Mass spectrometric monitoring of albumin in uremia

• Published in: Kidney international Vol. 58; no. 5; pp. 2228 - 2234
• Main Authors: Thornalley, Paul J., Argirova, Marriana, Ahmed, Naila, Mann, Vincent M., Argirov, Ongian, Dawnay, Anne
• Format: Journal Article
• Language: English
• Published: New York, NY Elsevier Inc 01.11.2000; Nature Publishing; Elsevier Limited
• Subjects: Adult; advanced glycation end products; Biological and medical sciences; chronic renal failure; end-stage renal disease; Female; glycation; Glycosylation; Humans; In Vitro Techniques; Kidney Diseases - blood; Kidney Failure, Chronic - blood; Kidney Failure, Chronic - therapy; Male; Mass Spectrometry; Medical sciences; Middle Aged; Molecular Weight; Nephrology. Urinary tract diseases; Nephropathies. Renovascular diseases.

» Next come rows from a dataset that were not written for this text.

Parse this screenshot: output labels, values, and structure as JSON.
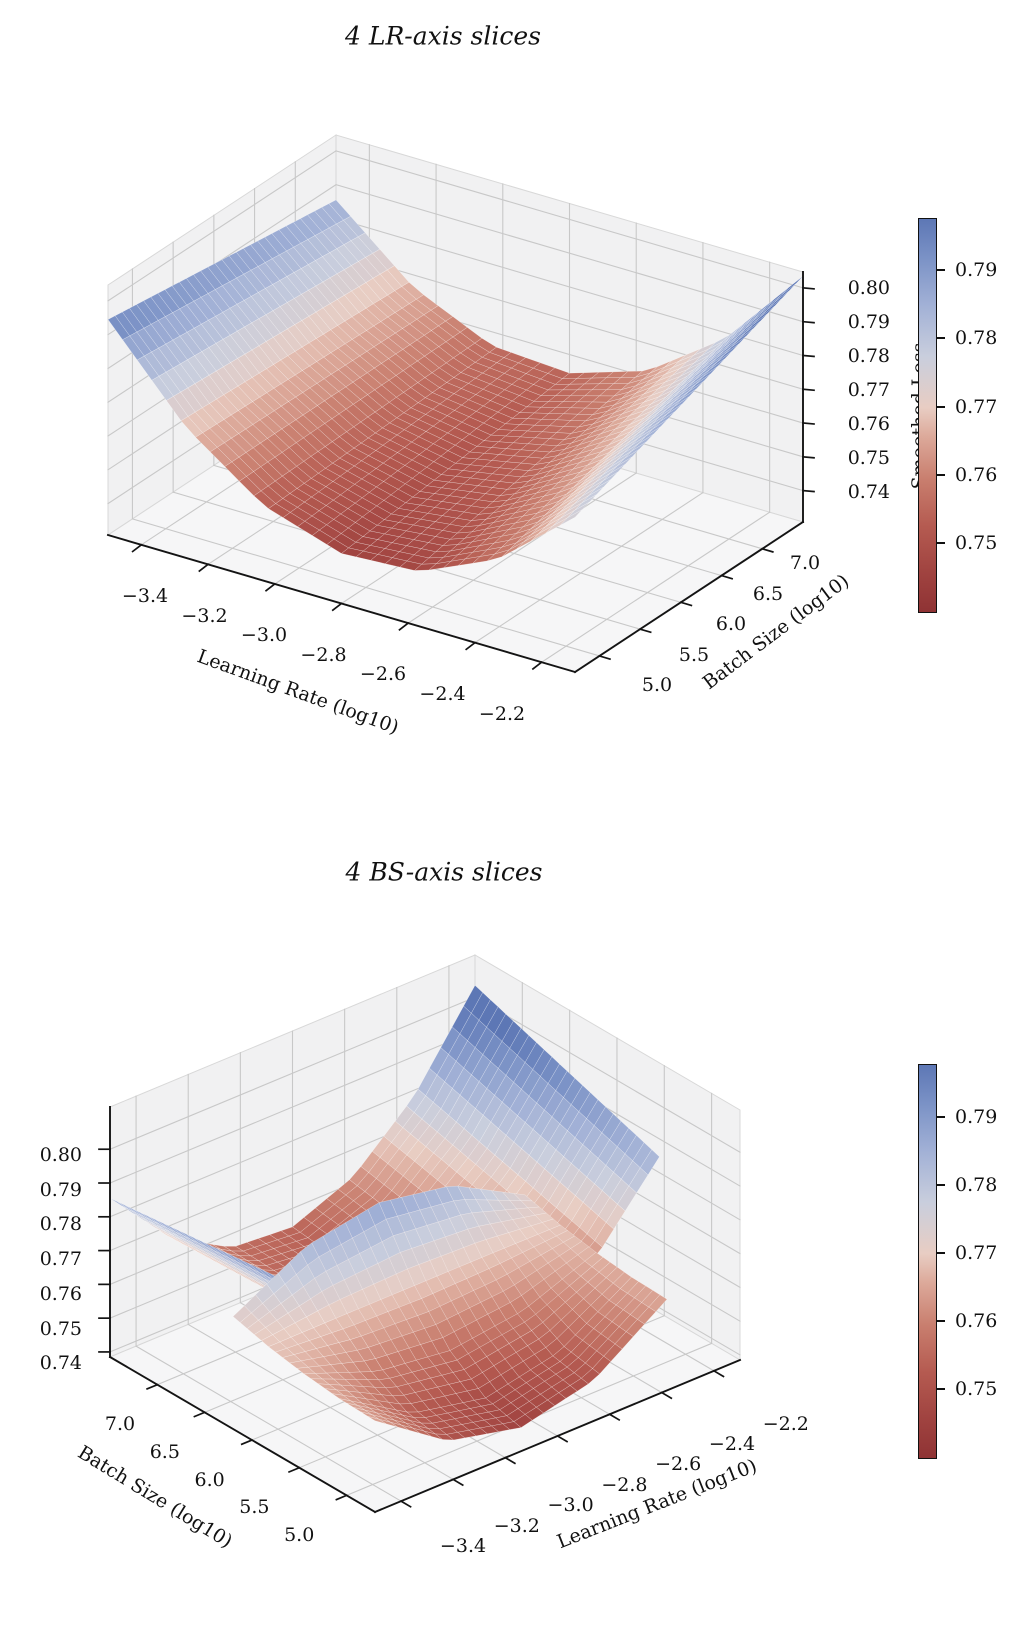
{
  "charts": [
    {
      "title": "4 LR-axis slices",
      "x_axis": {
        "label": "Learning Rate (log10)",
        "tick_labels": [
          "−3.4",
          "−3.2",
          "−3.0",
          "−2.8",
          "−2.6",
          "−2.4",
          "−2.2"
        ]
      },
      "y_axis": {
        "label": "Batch Size (log10)",
        "tick_labels": [
          "5.0",
          "5.5",
          "6.0",
          "6.5",
          "7.0"
        ]
      },
      "z_axis": {
        "label": "Smoothed Loss",
        "tick_labels": [
          "0.80",
          "0.79",
          "0.78",
          "0.77",
          "0.76",
          "0.75",
          "0.74"
        ],
        "side": "right"
      },
      "colorbar_tick_labels": [
        "0.79",
        "0.78",
        "0.77",
        "0.76",
        "0.75"
      ]
    },
    {
      "title": "4 BS-axis slices",
      "x_axis": {
        "label": "Learning Rate (log10)",
        "tick_labels": [
          "−3.4",
          "−3.2",
          "−3.0",
          "−2.8",
          "−2.6",
          "−2.4",
          "−2.2"
        ]
      },
      "y_axis": {
        "label": "Batch Size (log10)",
        "tick_labels": [
          "7.0",
          "6.5",
          "6.0",
          "5.5",
          "5.0"
        ]
      },
      "z_axis": {
        "label": "",
        "tick_labels": [
          "0.80",
          "0.79",
          "0.78",
          "0.77",
          "0.76",
          "0.75",
          "0.74"
        ],
        "side": "left"
      },
      "colorbar_tick_labels": [
        "0.79",
        "0.78",
        "0.77",
        "0.76",
        "0.75"
      ]
    }
  ],
  "colors": {
    "background": "#ffffff",
    "pane_wall": "#f1f1f2",
    "pane_floor": "#f6f6f7",
    "grid": "#c8c8c8",
    "spine": "#141414",
    "mesh_line": "rgba(255,255,255,0.45)",
    "colormap_stops": [
      {
        "t": 0.0,
        "c": "#8f3334"
      },
      {
        "t": 0.1,
        "c": "#a04340"
      },
      {
        "t": 0.22,
        "c": "#b55b51"
      },
      {
        "t": 0.34,
        "c": "#c97f6f"
      },
      {
        "t": 0.45,
        "c": "#ddab9c"
      },
      {
        "t": 0.52,
        "c": "#e8cdc3"
      },
      {
        "t": 0.65,
        "c": "#c9cedd"
      },
      {
        "t": 0.78,
        "c": "#a2b1d6"
      },
      {
        "t": 0.9,
        "c": "#7b92c6"
      },
      {
        "t": 1.0,
        "c": "#5d77b5"
      }
    ]
  },
  "chart_data": [
    {
      "type": "heatmap",
      "render": "3d-surface",
      "title": "4 LR-axis slices",
      "slices": 4,
      "slice_axis": "LR",
      "xlabel": "Learning Rate (log10)",
      "ylabel": "Batch Size (log10)",
      "zlabel": "Smoothed Loss",
      "x_range": [
        -3.5,
        -2.1
      ],
      "y_range": [
        4.7,
        7.5
      ],
      "x_ticks": [
        -3.4,
        -3.2,
        -3.0,
        -2.8,
        -2.6,
        -2.4,
        -2.2
      ],
      "y_ticks": [
        5.0,
        5.5,
        6.0,
        6.5,
        7.0
      ],
      "z_ticks": [
        0.74,
        0.75,
        0.76,
        0.77,
        0.78,
        0.79,
        0.8
      ],
      "x": [
        -3.5,
        -3.267,
        -3.033,
        -2.8,
        -2.567,
        -2.333,
        -2.1
      ],
      "y": [
        4.7,
        5.167,
        5.633,
        6.1,
        6.567,
        7.033,
        7.5
      ],
      "z_rows_axis": "x",
      "z": [
        [
          0.7945,
          0.793,
          0.7915,
          0.79,
          0.7885,
          0.787,
          0.7855
        ],
        [
          0.7693,
          0.7688,
          0.7683,
          0.7678,
          0.7673,
          0.7668,
          0.7663
        ],
        [
          0.7529,
          0.7534,
          0.7539,
          0.7544,
          0.7549,
          0.7554,
          0.7559
        ],
        [
          0.7455,
          0.747,
          0.7485,
          0.75,
          0.7515,
          0.753,
          0.7545
        ],
        [
          0.7469,
          0.7494,
          0.7519,
          0.7544,
          0.7569,
          0.7594,
          0.7619
        ],
        [
          0.7573,
          0.7608,
          0.7643,
          0.7678,
          0.7713,
          0.7748,
          0.7783
        ],
        [
          0.7765,
          0.781,
          0.7855,
          0.79,
          0.7945,
          0.799,
          0.8035
        ]
      ],
      "colorbar": {
        "vmin": 0.7397,
        "vmax": 0.7976,
        "ticks": [
          0.75,
          0.76,
          0.77,
          0.78,
          0.79
        ]
      }
    },
    {
      "type": "heatmap",
      "render": "3d-surface",
      "title": "4 BS-axis slices",
      "slices": 4,
      "slice_axis": "BS",
      "xlabel": "Learning Rate (log10)",
      "ylabel": "Batch Size (log10)",
      "zlabel": "",
      "x_range": [
        -3.5,
        -2.1
      ],
      "y_range": [
        4.7,
        7.5
      ],
      "x_ticks": [
        -3.4,
        -3.2,
        -3.0,
        -2.8,
        -2.6,
        -2.4,
        -2.2
      ],
      "y_ticks": [
        7.0,
        6.5,
        6.0,
        5.5,
        5.0
      ],
      "z_ticks": [
        0.74,
        0.75,
        0.76,
        0.77,
        0.78,
        0.79,
        0.8
      ],
      "x": [
        -3.5,
        -3.267,
        -3.033,
        -2.8,
        -2.567,
        -2.333,
        -2.1
      ],
      "y": [
        4.7,
        5.167,
        5.633,
        6.1,
        6.567,
        7.033,
        7.5
      ],
      "z_rows_axis": "x",
      "z": [
        [
          0.7945,
          0.793,
          0.7915,
          0.79,
          0.7885,
          0.787,
          0.7855
        ],
        [
          0.7693,
          0.7688,
          0.7683,
          0.7678,
          0.7673,
          0.7668,
          0.7663
        ],
        [
          0.7529,
          0.7534,
          0.7539,
          0.7544,
          0.7549,
          0.7554,
          0.7559
        ],
        [
          0.7455,
          0.747,
          0.7485,
          0.75,
          0.7515,
          0.753,
          0.7545
        ],
        [
          0.7469,
          0.7494,
          0.7519,
          0.7544,
          0.7569,
          0.7594,
          0.7619
        ],
        [
          0.7573,
          0.7608,
          0.7643,
          0.7678,
          0.7713,
          0.7748,
          0.7783
        ],
        [
          0.7765,
          0.781,
          0.7855,
          0.79,
          0.7945,
          0.799,
          0.8035
        ]
      ],
      "main_sheet_y_range": [
        5.55,
        7.5
      ],
      "front_slice": {
        "x": [
          -3.5,
          -3.22,
          -2.94,
          -2.66,
          -2.38
        ],
        "y": [
          4.7,
          5.075,
          5.45,
          5.825,
          6.2
        ],
        "z": [
          [
            0.7655,
            0.7659,
            0.7671,
            0.769,
            0.7718
          ],
          [
            0.7505,
            0.7526,
            0.7588,
            0.7691,
            0.7836
          ],
          [
            0.7455,
            0.7481,
            0.756,
            0.7691,
            0.7875
          ],
          [
            0.7505,
            0.7526,
            0.7588,
            0.7691,
            0.7836
          ],
          [
            0.7655,
            0.7659,
            0.7671,
            0.769,
            0.7718
          ]
        ]
      },
      "colorbar": {
        "vmin": 0.7397,
        "vmax": 0.7976,
        "ticks": [
          0.75,
          0.76,
          0.77,
          0.78,
          0.79
        ]
      }
    }
  ]
}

Renal failure; protein glycation; Reference Values; Renal Dialysis; Renal failure; serum albumin; Serum Albumin - chemistry; Serum Albumin - metabolism; Uremia - blood; glycation; protein glycation; serum albumin; end-stage renal disease; chronic renal failure; advanced glycation end products; Kidney disease; Human; Urinary system disease; Hemodialysis; Lipids; Exploration; Free fatty acid; Albuminemia; Extrarenal dialysis; Chronic; Treatment; Renal failure; Mass spectrometer; Uremia
• ISSN: 0085-2538; 1523-1755
• DOI: 10.1111/j.1523-1755.2000.00398.x

Mass spectrometric monitoring of albumin in uremia. Advanced glycation end products (AGEs) are a novel class of uremic toxins. In plasma, they are present in proteins and also in low molecular mass peptides. AGE-modified peptides are thought to bind and modify plasma proteins. Monitoring of the consequent increase in molecular mass of serum albumin may be used in surveillance of the clinical management of uremia. We investigated molecular mass changes of human serum albumin (HSA) glycated by glucose and methylglyoxal in vitro and of subjects with moderate renal impairment, end-stage renal disease (ESRD), ESRD on hemodialysis, and normal healthy controls by matrix-assisted laser desorption ionization mass spectrometry. Fatty acid-free HSA had a molecular mass of 66,446 ± 114 D. Mean (±SD) molecular mass increases were HSA minimally glycated by glucose 399 ± 88 D (N = 5, P < 0.001), HSA highly glycated by glucose 6780 ± 122 D (N = 5, P < 0.001), HSA minimally glycated by methylglyoxal 73 ± 121 D (N = 5, P > 0.05), and HSA without fatty acid removal 535 ± 90 D (N = 5, P < 0.001). For HSA of human subjects, mean (± SD) molecular mass increases were normal healthy controls 243 ± 97 D (N = 5), moderate renal impairment 350 ± 83 D (P > 0.05 with respect to controls, N = 5), ESRD 498 ± 128 (P < 0.02 with respect to controls, N = 3), and ESRD on hemodialysis 438 ± 85 D (P < 0.02 with respect to controls, N = 5). The mean molecular mass of albumin of all groups was increased significantly with respect to that of fatty acid free albumin (P < 0.001). Only ESRD was associated with a significant increase in the molecular mass of HSA in vivo. Since this mass increase was very low and much lower than reported for AGE-modified peptides, it may reflect AGE formation on HSA by α-oxoaldehydes that accumulate in uremia, rather than modification of albumin by AGE-modified peptides. The molecular mass of HSA in vivo was indicative of a minimal and not a high extent of glycation.